Children’s Book Week ’81
This year the dates will be 3-10 October. Michelle Oberman has taken over the organisation from Margaret Turfrey. She told us, ‘This year’s colour is blue and we are aiming sky high for the biggest, brightest event yet.’
Free copies of Hints for Organisers and sample packs of promotion material will be mailed early in March. If you asked for a booklet last year you will automatically get one. If you are not yet on the mailing list and wish to participate, simply put your name and address on a postcard and send it to: Michelle Oberman, Book Marketing Council, 19 Bedford Square, London WC1B 3HJ (before 28 February).
Moving the Books
The full report of the Westminster City Libraries Bookmaster holiday reading scheme is now available. Lorna Roberts (who wrote about the scheme in Books for Keeps No.4) has produced a valuable and stimulating report which among other things records the response of some of the 257 readers who enrolled in the scheme to 51 books. The readers were aged 10-16, the largest group being between 11 and 13. The books were a mixture of adult and children’s fiction.
The report doesn’t tell us much about the 14+ reader but it is full of material which gives us insights into what keeps the early teenager reading which could help us to lay better foundations. It also provides a useful model for anyone wanting to do some ‘research’ of their own. The report is available from Lorna Roberts, Marylebone Library, Marylebone Road, London NW1 5PS (£2 to cover cost of printing and postage).
A meeting to discuss the report, Moving the Books: Teenage Reading and the Westminster Bookmaster Scheme, is being held on Tuesday, 3 March at The National Book League, Book House, 45 East Hill, London SW18 2QZ. 5.00 Wine, 5.45-8.30 the meeting, admission free.
For tickets and further information, contact Beverley Mathias at the NBL (01-870 9055).
Picture Book Competition
There was no first prize awarded in the first Times/ Kestrel competition for a ‘new talent in the making of picture books’. The judges, Virginia Berkeley, Quentin Blake, Brian Alderson, Patrick Hardy and two Penguin editors, did award two prizes of £200 – to David Beers for Looking Back and Geraldine Martin for Paper Men – and six books were commended. Picture books, The Times suggested, ‘are more subtle than they seem to be’. The 317 entries ‘lacked the clinching ability to unite graphic work with a sharp lively text.’
Individuals who can manage both are indeed rare – a glance at a lot of picture books that actually get published proves that only too well.
Quartet start a children’s list
Quartet publishers are expanding into children’s books.

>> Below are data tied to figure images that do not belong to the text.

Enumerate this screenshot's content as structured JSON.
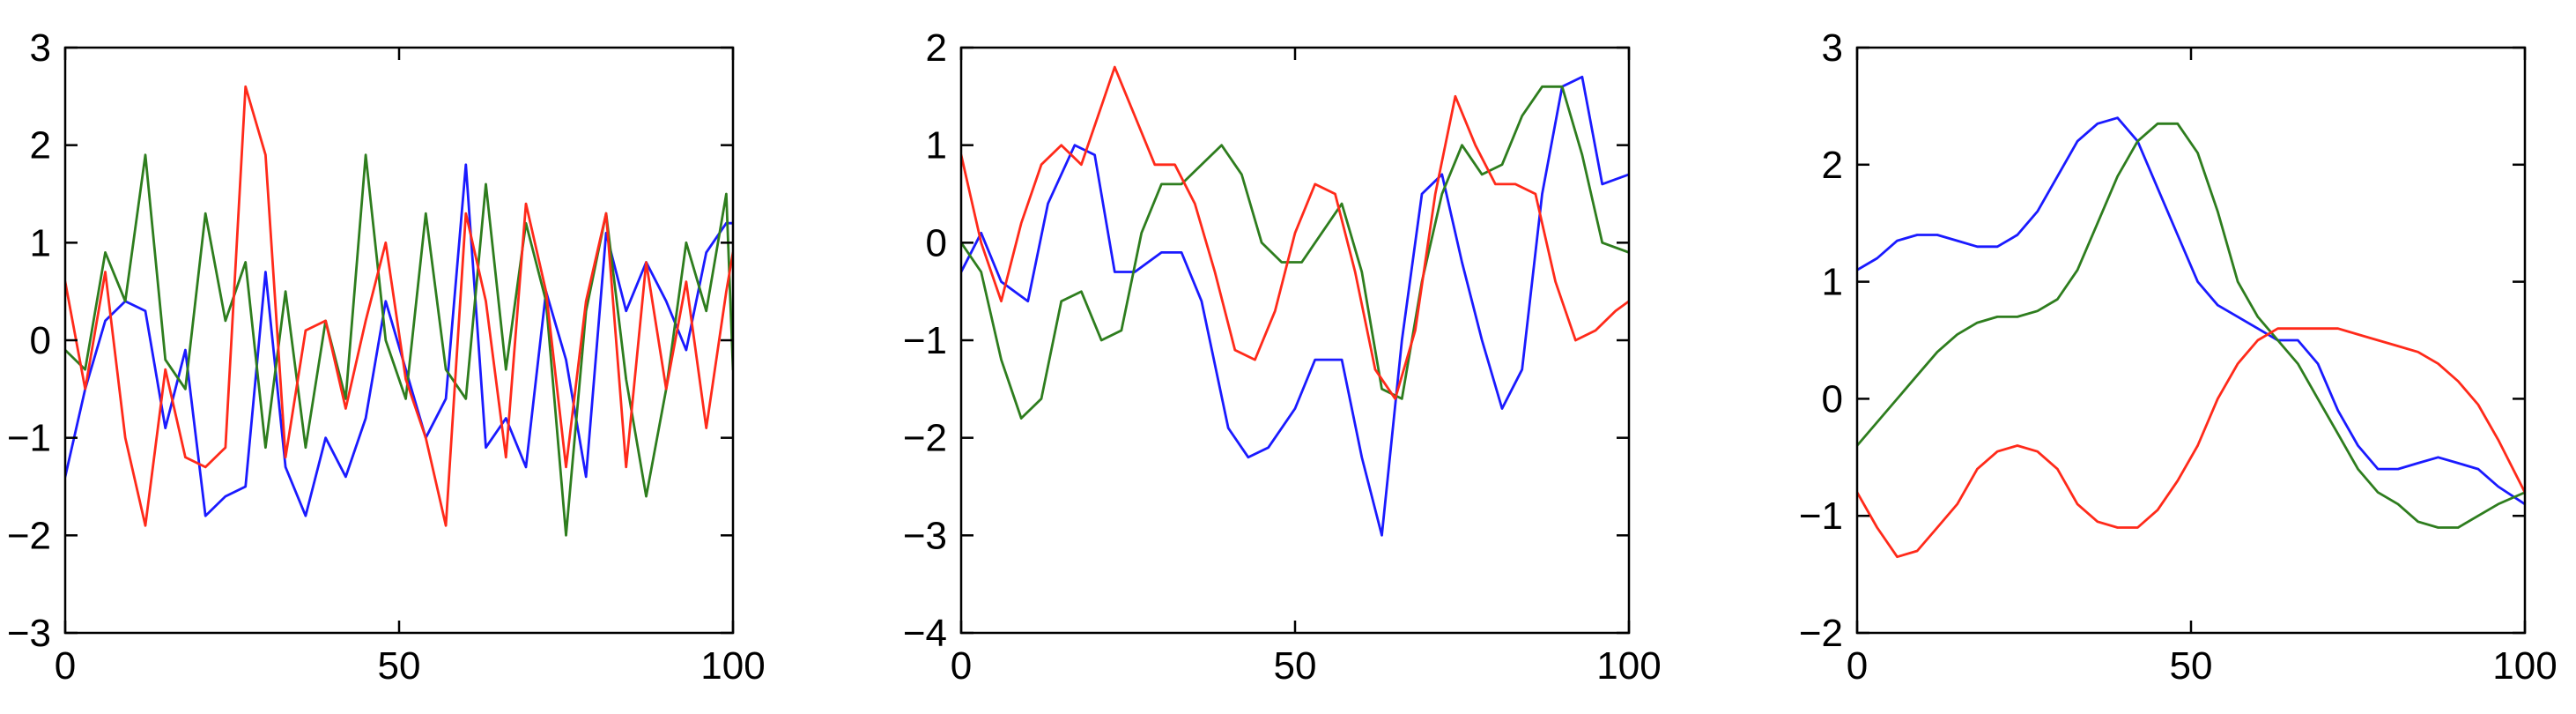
{
  "colors": {
    "blue": "#1a1aff",
    "green": "#2e7d1e",
    "red": "#ff2a1a"
  },
  "chart_data": [
    {
      "type": "line",
      "title": "",
      "xlabel": "",
      "ylabel": "",
      "xlim": [
        0,
        100
      ],
      "ylim": [
        -3,
        3
      ],
      "xticks": [
        0,
        50,
        100
      ],
      "yticks": [
        -3,
        -2,
        -1,
        0,
        1,
        2,
        3
      ],
      "xtick_labels": [
        "0",
        "50",
        "100"
      ],
      "ytick_labels": [
        "−3",
        "−2",
        "−1",
        "0",
        "1",
        "2",
        "3"
      ],
      "grid": false,
      "legend": "none",
      "series": [
        {
          "color": "blue",
          "x": [
            0,
            3,
            6,
            9,
            12,
            15,
            18,
            21,
            24,
            27,
            30,
            33,
            36,
            39,
            42,
            45,
            48,
            51,
            54,
            57,
            60,
            63,
            66,
            69,
            72,
            75,
            78,
            81,
            84,
            87,
            90,
            93,
            96,
            99,
            100
          ],
          "y": [
            -1.4,
            -0.5,
            0.2,
            0.4,
            0.3,
            -0.9,
            -0.1,
            -1.8,
            -1.6,
            -1.5,
            0.7,
            -1.3,
            -1.8,
            -1.0,
            -1.4,
            -0.8,
            0.4,
            -0.3,
            -1.0,
            -0.6,
            1.8,
            -1.1,
            -0.8,
            -1.3,
            0.5,
            -0.2,
            -1.4,
            1.1,
            0.3,
            0.8,
            0.4,
            -0.1,
            0.9,
            1.2,
            1.2
          ]
        },
        {
          "color": "green",
          "x": [
            0,
            3,
            6,
            9,
            12,
            15,
            18,
            21,
            24,
            27,
            30,
            33,
            36,
            39,
            42,
            45,
            48,
            51,
            54,
            57,
            60,
            63,
            66,
            69,
            72,
            75,
            78,
            81,
            84,
            87,
            90,
            93,
            96,
            99,
            100
          ],
          "y": [
            -0.1,
            -0.3,
            0.9,
            0.4,
            1.9,
            -0.2,
            -0.5,
            1.3,
            0.2,
            0.8,
            -1.1,
            0.5,
            -1.1,
            0.2,
            -0.6,
            1.9,
            0.0,
            -0.6,
            1.3,
            -0.3,
            -0.6,
            1.6,
            -0.3,
            1.2,
            0.4,
            -2.0,
            0.3,
            1.3,
            -0.4,
            -1.6,
            -0.5,
            1.0,
            0.3,
            1.5,
            -0.3
          ]
        },
        {
          "color": "red",
          "x": [
            0,
            3,
            6,
            9,
            12,
            15,
            18,
            21,
            24,
            27,
            30,
            33,
            36,
            39,
            42,
            45,
            48,
            51,
            54,
            57,
            60,
            63,
            66,
            69,
            72,
            75,
            78,
            81,
            84,
            87,
            90,
            93,
            96,
            99,
            100
          ],
          "y": [
            0.6,
            -0.5,
            0.7,
            -1.0,
            -1.9,
            -0.3,
            -1.2,
            -1.3,
            -1.1,
            2.6,
            1.9,
            -1.2,
            0.1,
            0.2,
            -0.7,
            0.2,
            1.0,
            -0.4,
            -1.0,
            -1.9,
            1.3,
            0.4,
            -1.2,
            1.4,
            0.5,
            -1.3,
            0.4,
            1.3,
            -1.3,
            0.8,
            -0.5,
            0.6,
            -0.9,
            0.5,
            0.9
          ]
        }
      ]
    },
    {
      "type": "line",
      "title": "",
      "xlabel": "",
      "ylabel": "",
      "xlim": [
        0,
        100
      ],
      "ylim": [
        -4,
        2
      ],
      "xticks": [
        0,
        50,
        100
      ],
      "yticks": [
        -4,
        -3,
        -2,
        -1,
        0,
        1,
        2
      ],
      "xtick_labels": [
        "0",
        "50",
        "100"
      ],
      "ytick_labels": [
        "−4",
        "−3",
        "−2",
        "−1",
        "0",
        "1",
        "2"
      ],
      "grid": false,
      "legend": "none",
      "series": [
        {
          "color": "blue",
          "x": [
            0,
            3,
            6,
            10,
            13,
            17,
            20,
            23,
            26,
            30,
            33,
            36,
            40,
            43,
            46,
            50,
            53,
            57,
            60,
            63,
            66,
            69,
            72,
            75,
            78,
            81,
            84,
            87,
            90,
            93,
            96,
            100
          ],
          "y": [
            -0.3,
            0.1,
            -0.4,
            -0.6,
            0.4,
            1.0,
            0.9,
            -0.3,
            -0.3,
            -0.1,
            -0.1,
            -0.6,
            -1.9,
            -2.2,
            -2.1,
            -1.7,
            -1.2,
            -1.2,
            -2.2,
            -3.0,
            -1.0,
            0.5,
            0.7,
            -0.2,
            -1.0,
            -1.7,
            -1.3,
            0.5,
            1.6,
            1.7,
            0.6,
            0.7
          ]
        },
        {
          "color": "green",
          "x": [
            0,
            3,
            6,
            9,
            12,
            15,
            18,
            21,
            24,
            27,
            30,
            33,
            36,
            39,
            42,
            45,
            48,
            51,
            54,
            57,
            60,
            63,
            66,
            69,
            72,
            75,
            78,
            81,
            84,
            87,
            90,
            93,
            96,
            100
          ],
          "y": [
            0.0,
            -0.3,
            -1.2,
            -1.8,
            -1.6,
            -0.6,
            -0.5,
            -1.0,
            -0.9,
            0.1,
            0.6,
            0.6,
            0.8,
            1.0,
            0.7,
            0.0,
            -0.2,
            -0.2,
            0.1,
            0.4,
            -0.3,
            -1.5,
            -1.6,
            -0.4,
            0.5,
            1.0,
            0.7,
            0.8,
            1.3,
            1.6,
            1.6,
            0.9,
            0.0,
            -0.1
          ]
        },
        {
          "color": "red",
          "x": [
            0,
            3,
            6,
            9,
            12,
            15,
            18,
            21,
            23,
            26,
            29,
            32,
            35,
            38,
            41,
            44,
            47,
            50,
            53,
            56,
            59,
            62,
            65,
            68,
            71,
            74,
            77,
            80,
            83,
            86,
            89,
            92,
            95,
            98,
            100
          ],
          "y": [
            0.9,
            0.0,
            -0.6,
            0.2,
            0.8,
            1.0,
            0.8,
            1.4,
            1.8,
            1.3,
            0.8,
            0.8,
            0.4,
            -0.3,
            -1.1,
            -1.2,
            -0.7,
            0.1,
            0.6,
            0.5,
            -0.3,
            -1.3,
            -1.6,
            -0.9,
            0.5,
            1.5,
            1.0,
            0.6,
            0.6,
            0.5,
            -0.4,
            -1.0,
            -0.9,
            -0.7,
            -0.6
          ]
        }
      ]
    },
    {
      "type": "line",
      "title": "",
      "xlabel": "",
      "ylabel": "",
      "xlim": [
        0,
        100
      ],
      "ylim": [
        -2,
        3
      ],
      "xticks": [
        0,
        50,
        100
      ],
      "yticks": [
        -2,
        -1,
        0,
        1,
        2,
        3
      ],
      "xtick_labels": [
        "0",
        "50",
        "100"
      ],
      "ytick_labels": [
        "−2",
        "−1",
        "0",
        "1",
        "2",
        "3"
      ],
      "grid": false,
      "legend": "none",
      "series": [
        {
          "color": "blue",
          "x": [
            0,
            3,
            6,
            9,
            12,
            15,
            18,
            21,
            24,
            27,
            30,
            33,
            36,
            39,
            42,
            45,
            48,
            51,
            54,
            57,
            60,
            63,
            66,
            69,
            72,
            75,
            78,
            81,
            84,
            87,
            90,
            93,
            96,
            100
          ],
          "y": [
            1.1,
            1.2,
            1.35,
            1.4,
            1.4,
            1.35,
            1.3,
            1.3,
            1.4,
            1.6,
            1.9,
            2.2,
            2.35,
            2.4,
            2.2,
            1.8,
            1.4,
            1.0,
            0.8,
            0.7,
            0.6,
            0.5,
            0.5,
            0.3,
            -0.1,
            -0.4,
            -0.6,
            -0.6,
            -0.55,
            -0.5,
            -0.55,
            -0.6,
            -0.75,
            -0.9
          ]
        },
        {
          "color": "green",
          "x": [
            0,
            3,
            6,
            9,
            12,
            15,
            18,
            21,
            24,
            27,
            30,
            33,
            36,
            39,
            42,
            45,
            48,
            51,
            54,
            57,
            60,
            63,
            66,
            69,
            72,
            75,
            78,
            81,
            84,
            87,
            90,
            93,
            96,
            100
          ],
          "y": [
            -0.4,
            -0.2,
            0.0,
            0.2,
            0.4,
            0.55,
            0.65,
            0.7,
            0.7,
            0.75,
            0.85,
            1.1,
            1.5,
            1.9,
            2.2,
            2.35,
            2.35,
            2.1,
            1.6,
            1.0,
            0.7,
            0.5,
            0.3,
            0.0,
            -0.3,
            -0.6,
            -0.8,
            -0.9,
            -1.05,
            -1.1,
            -1.1,
            -1.0,
            -0.9,
            -0.8
          ]
        },
        {
          "color": "red",
          "x": [
            0,
            3,
            6,
            9,
            12,
            15,
            18,
            21,
            24,
            27,
            30,
            33,
            36,
            39,
            42,
            45,
            48,
            51,
            54,
            57,
            60,
            63,
            66,
            69,
            72,
            75,
            78,
            81,
            84,
            87,
            90,
            93,
            96,
            100
          ],
          "y": [
            -0.8,
            -1.1,
            -1.35,
            -1.3,
            -1.1,
            -0.9,
            -0.6,
            -0.45,
            -0.4,
            -0.45,
            -0.6,
            -0.9,
            -1.05,
            -1.1,
            -1.1,
            -0.95,
            -0.7,
            -0.4,
            0.0,
            0.3,
            0.5,
            0.6,
            0.6,
            0.6,
            0.6,
            0.55,
            0.5,
            0.45,
            0.4,
            0.3,
            0.15,
            -0.05,
            -0.35,
            -0.8
          ]
        }
      ]
    }
  ]
}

They plan to publish four or five titles a year, mainly hardback picture books for 5-8’s. Their first titles are Liza’s Yellow Boat by Bel Mooney and The Adventures of Chatrat by Venetia Spicer (each £4.95). Both illustrated by their authors.
Books are Fun
Teachers and librarians from all over Cornwall have been co-operating to organise the biggest children’s book event the county has seen. ‘Books are Fun’ is the theme and it’s all happening from 26-28 February at the Richard Lander School in Truro.
Bernard Ashley and Malcolm Saville will be appearing and there are plans for films, story sessions, fancy dress, model railways, craft exhibitions, book binding and a visit from Culdrose Air-Sea Rescue Group. The fair is being officially opened on Friday, 27 February by the Blue Peter team.
Details from Ann Jenkin, Camborne School, Cranberry Road, Camborne TR14 7PJ (Camborne 712280) or Mrs R. King, Richard Lander School, Tresawls Road, Truro TR1 3LF (Truro 3750).
The Whitbread Award for Children’s Fiction has gone to Leon Garfield for John Diamond (Kestrel, 0 7226 5619 X, £4.50).
The Dorothy Tutin Award for services to poetry has gone to Howard Sergeant, editor of The Swinging Rainbow and Happy Landings, tried and tested anthologies for children. (Both are published by Evans.)